The harsh weather carved a
wound from the Midwest and eastward, bringing severe thunderstorms,
fierce winds and large hail, with the latest tornadoes damaging homes in
North Carolina on Tuesday evening. Significant portions of Alabama and
Mississippi remained under tornado watch.
Hundreds of injuries
have been reported since Sunday as homes and buildings toppled, mobile
homes were tossed like toys and heavy vehicles twisted in the wind.

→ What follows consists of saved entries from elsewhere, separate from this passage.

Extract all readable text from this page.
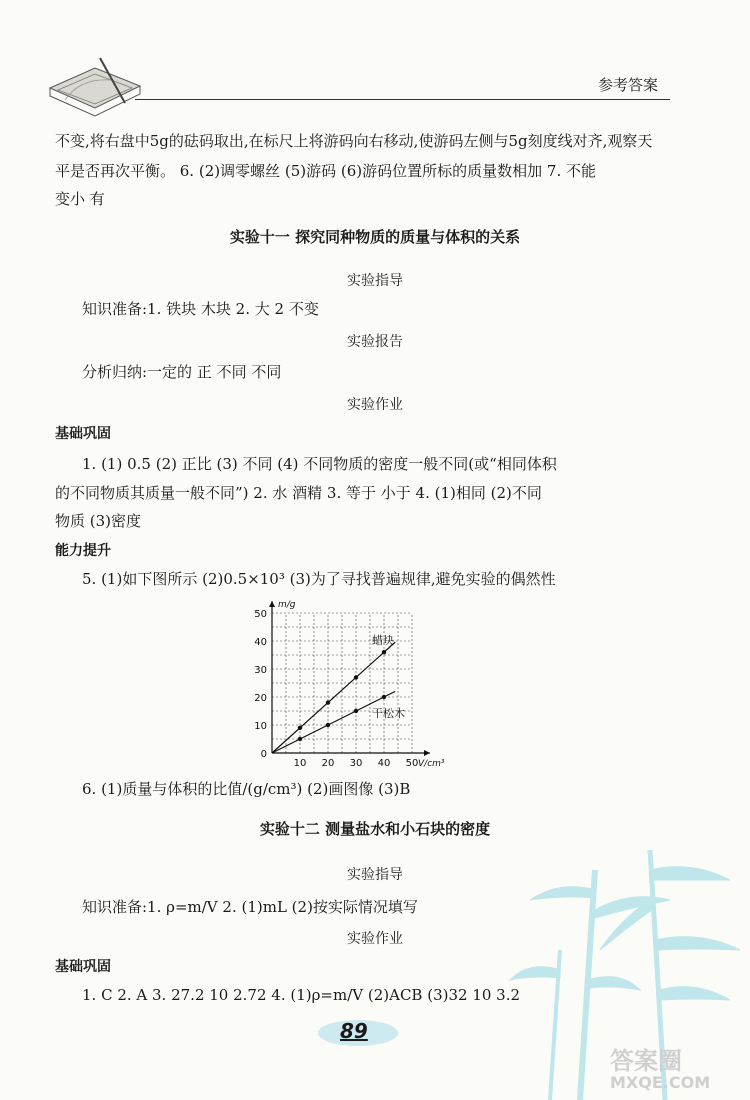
参考答案
不变,将右盘中5g的砝码取出,在标尺上将游码向右移动,使游码左侧与5g刻度线对齐,观察天
平是否再次平衡。 6. (2)调零螺丝 (5)游码 (6)游码位置所标的质量数相加 7. 不能
变小 有
实验十一 探究同种物质的质量与体积的关系
实验指导
知识准备:1. 铁块 木块 2. 大 2 不变
实验报告
分析归纳:一定的 正 不同 不同
实验作业
基础巩固
1. (1) 0.5 (2) 正比 (3) 不同 (4) 不同物质的密度一般不同(或“相同体积
的不同物质其质量一般不同”) 2. 水 酒精 3. 等于 小于 4. (1)相同 (2)不同
物质 (3)密度
能力提升
5. (1)如下图所示 (2)0.5×10³ (3)为了寻找普遍规律,避免实验的偶然性
10 20 30 40 50
0
10
20
30
40
50
m/g
V/cm³
蜡块
干松木
6. (1)质量与体积的比值/(g/cm³) (2)画图像 (3)B
实验十二 测量盐水和小石块的密度
实验指导
知识准备:1. ρ=m/V 2. (1)mL (2)按实际情况填写
实验作业
基础巩固
1. C 2. A 3. 27.2 10 2.72 4. (1)ρ=m/V (2)ACB (3)32 10 3.2
89
答案圈
MXQE.COM
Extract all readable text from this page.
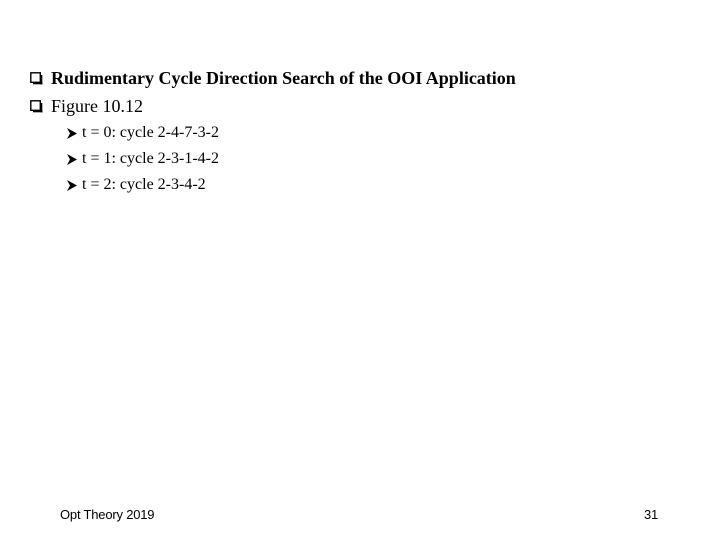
Rudimentary Cycle Direction Search of the OOI Application
Figure 10.12
t = 0: cycle 2-4-7-3-2
t = 1: cycle 2-3-1-4-2
t = 2: cycle 2-3-4-2
Opt Theory 2019	31
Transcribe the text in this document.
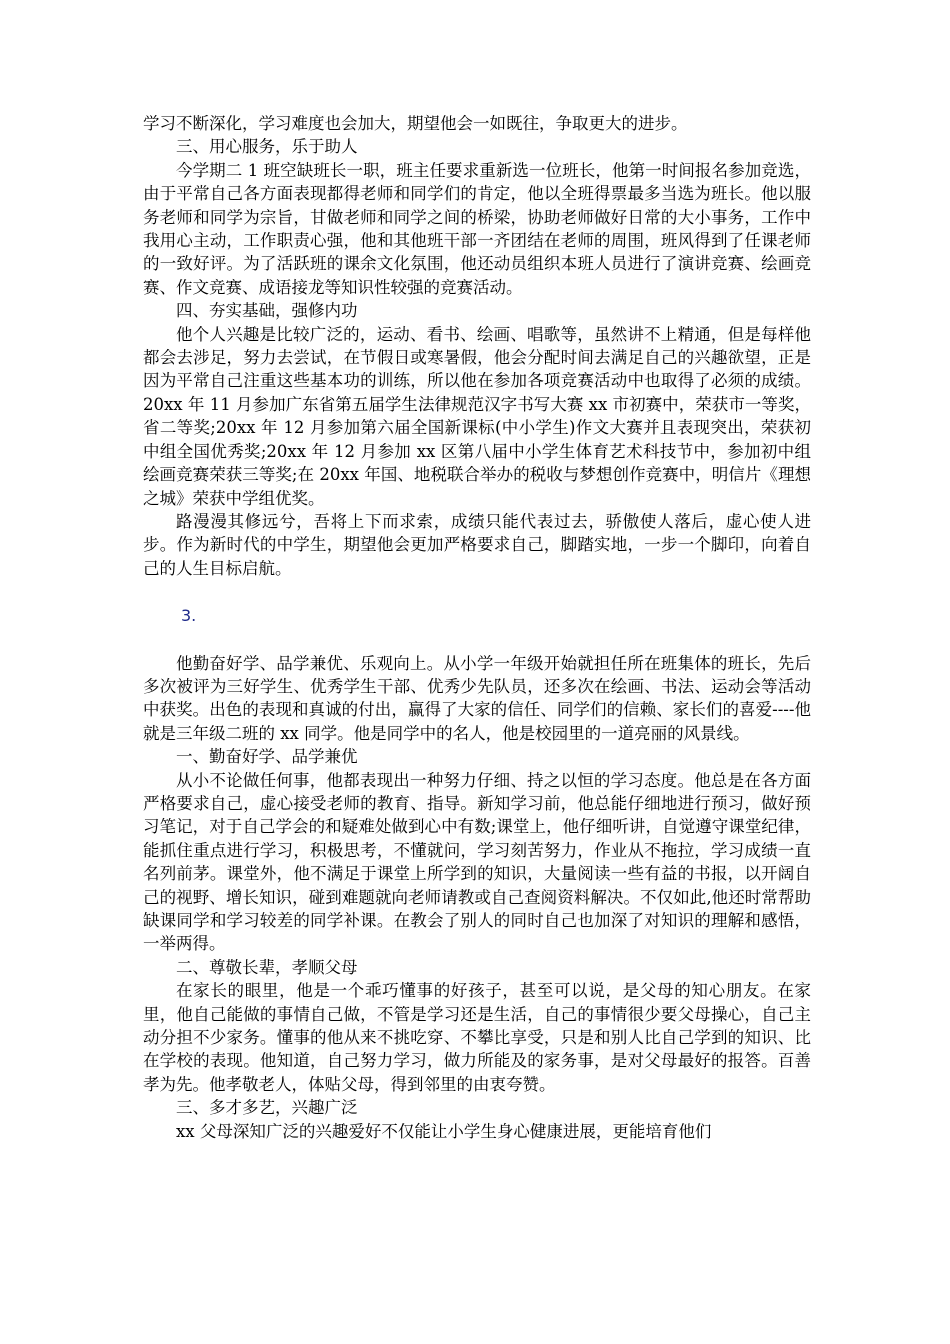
学习不断深化，学习难度也会加大，期望他会一如既往，争取更大的进步。

三、用心服务，乐于助人

今学期二 1 班空缺班长一职，班主任要求重新选一位班长，他第一时间报名参加竞选，由于平常自己各方面表现都得老师和同学们的肯定，他以全班得票最多当选为班长。他以服务老师和同学为宗旨，甘做老师和同学之间的桥梁，协助老师做好日常的大小事务，工作中我用心主动，工作职责心强，他和其他班干部一齐团结在老师的周围，班风得到了任课老师的一致好评。为了活跃班的课余文化氛围，他还动员组织本班人员进行了演讲竞赛、绘画竞赛、作文竞赛、成语接龙等知识性较强的竞赛活动。

四、夯实基础，强修内功

他个人兴趣是比较广泛的，运动、看书、绘画、唱歌等，虽然讲不上精通，但是每样他都会去涉足，努力去尝试，在节假日或寒暑假，他会分配时间去满足自己的兴趣欲望，正是因为平常自己注重这些基本功的训练，所以他在参加各项竞赛活动中也取得了必须的成绩。20xx 年 11 月参加广东省第五届学生法律规范汉字书写大赛 xx 市初赛中，荣获市一等奖，省二等奖;20xx 年 12 月参加第六届全国新课标(中小学生)作文大赛并且表现突出，荣获初中组全国优秀奖;20xx 年 12 月参加 xx 区第八届中小学生体育艺术科技节中，参加初中组绘画竞赛荣获三等奖;在 20xx 年国、地税联合举办的税收与梦想创作竞赛中，明信片《理想之城》荣获中学组优奖。

路漫漫其修远兮，吾将上下而求索，成绩只能代表过去，骄傲使人落后，虚心使人进步。作为新时代的中学生，期望他会更加严格要求自己，脚踏实地，一步一个脚印，向着自己的人生目标启航。

3.

他勤奋好学、品学兼优、乐观向上。从小学一年级开始就担任所在班集体的班长，先后多次被评为三好学生、优秀学生干部、优秀少先队员，还多次在绘画、书法、运动会等活动中获奖。出色的表现和真诚的付出，赢得了大家的信任、同学们的信赖、家长们的喜爱----他就是三年级二班的 xx 同学。他是同学中的名人，他是校园里的一道亮丽的风景线。

一、勤奋好学、品学兼优

从小不论做任何事，他都表现出一种努力仔细、持之以恒的学习态度。他总是在各方面严格要求自己，虚心接受老师的教育、指导。新知学习前，他总能仔细地进行预习，做好预习笔记，对于自己学会的和疑难处做到心中有数;课堂上，他仔细听讲，自觉遵守课堂纪律，能抓住重点进行学习，积极思考，不懂就问，学习刻苦努力，作业从不拖拉，学习成绩一直名列前茅。课堂外，他不满足于课堂上所学到的知识，大量阅读一些有益的书报，以开阔自己的视野、增长知识，碰到难题就向老师请教或自己查阅资料解决。不仅如此,他还时常帮助缺课同学和学习较差的同学补课。在教会了别人的同时自己也加深了对知识的理解和感悟，一举两得。

二、尊敬长辈，孝顺父母

在家长的眼里，他是一个乖巧懂事的好孩子，甚至可以说，是父母的知心朋友。在家里，他自己能做的事情自己做，不管是学习还是生活，自己的事情很少要父母操心，自己主动分担不少家务。懂事的他从来不挑吃穿、不攀比享受，只是和别人比自己学到的知识、比在学校的表现。他知道，自己努力学习，做力所能及的家务事，是对父母最好的报答。百善孝为先。他孝敬老人，体贴父母，得到邻里的由衷夸赞。

三、多才多艺，兴趣广泛

xx 父母深知广泛的兴趣爱好不仅能让小学生身心健康进展，更能培育他们
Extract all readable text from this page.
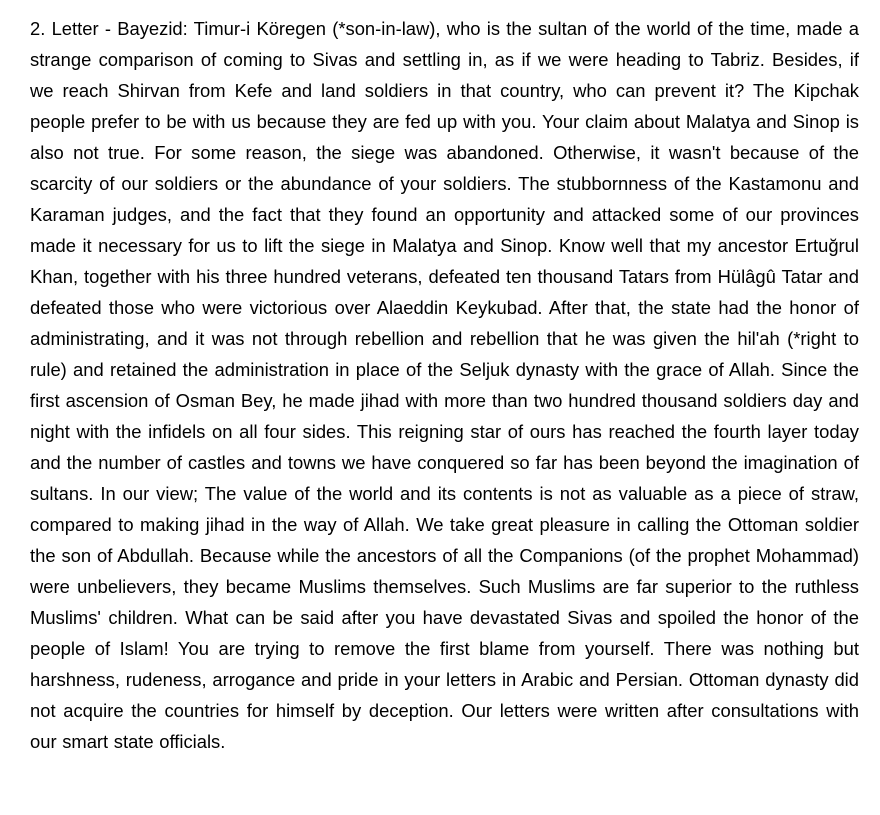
2. Letter - Bayezid: Timur-i Köregen (*son-in-law), who is the sultan of the world of the time, made a strange comparison of coming to Sivas and settling in, as if we were heading to Tabriz. Besides, if we reach Shirvan from Kefe and land soldiers in that country, who can prevent it? The Kipchak people prefer to be with us because they are fed up with you. Your claim about Malatya and Sinop is also not true. For some reason, the siege was abandoned. Otherwise, it wasn't because of the scarcity of our soldiers or the abundance of your soldiers. The stubbornness of the Kastamonu and Karaman judges, and the fact that they found an opportunity and attacked some of our provinces made it necessary for us to lift the siege in Malatya and Sinop. Know well that my ancestor Ertuğrul Khan, together with his three hundred veterans, defeated ten thousand Tatars from Hülâgû Tatar and defeated those who were victorious over Alaeddin Keykubad. After that, the state had the honor of administrating, and it was not through rebellion and rebellion that he was given the hil'ah (*right to rule) and retained the administration in place of the Seljuk dynasty with the grace of Allah. Since the first ascension of Osman Bey, he made jihad with more than two hundred thousand soldiers day and night with the infidels on all four sides. This reigning star of ours has reached the fourth layer today and the number of castles and towns we have conquered so far has been beyond the imagination of sultans. In our view; The value of the world and its contents is not as valuable as a piece of straw, compared to making jihad in the way of Allah. We take great pleasure in calling the Ottoman soldier the son of Abdullah. Because while the ancestors of all the Companions (of the prophet Mohammad) were unbelievers, they became Muslims themselves. Such Muslims are far superior to the ruthless Muslims' children. What can be said after you have devastated Sivas and spoiled the honor of the people of Islam! You are trying to remove the first blame from yourself. There was nothing but harshness, rudeness, arrogance and pride in your letters in Arabic and Persian. Ottoman dynasty did not acquire the countries for himself by deception. Our letters were written after consultations with our smart state officials.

This week's tornadoes occurred near the anniversary of a 2011
outbreak that left more than 350 people dead across the South. In
Alabama, more than 250 people died April 27, 2011, from more than 60
twisters.
This year's tornado season had a much less severe start
but it was still deadly. Dozens of tornadoes have touched down in recent
days, with the majority scouring central Mississippi and northern
Alabama on Monday.
Arkansas, especially in the Little Rock-area
towns of Vilonia and Mayflower, was especially hard hit Sunday with 15
deaths in three counties. A sequence of at least two tornadoes scoured a
nearly straight line of damage through the central part of the state,
bringing winds in excess of 136 mph and carving a track more than half a
mile wide in places.
Speaking
in Washington on Tuesday, Arkansas Republican Rep. Steve Womack said,
"The state's in a state of shock right now." Womack, whose district
northwest of Little Rock was spared much of the damage, added, "These
will try your souls."
The dangerous storms moved through
Mississippi, where tornadoes began to strike Monday afternoon through
the evening. Tupelo, a community of about 35,000 people in northeastern
Mississippi, was hard hit and every building in a two-block area was
damaged, officials told television reporters.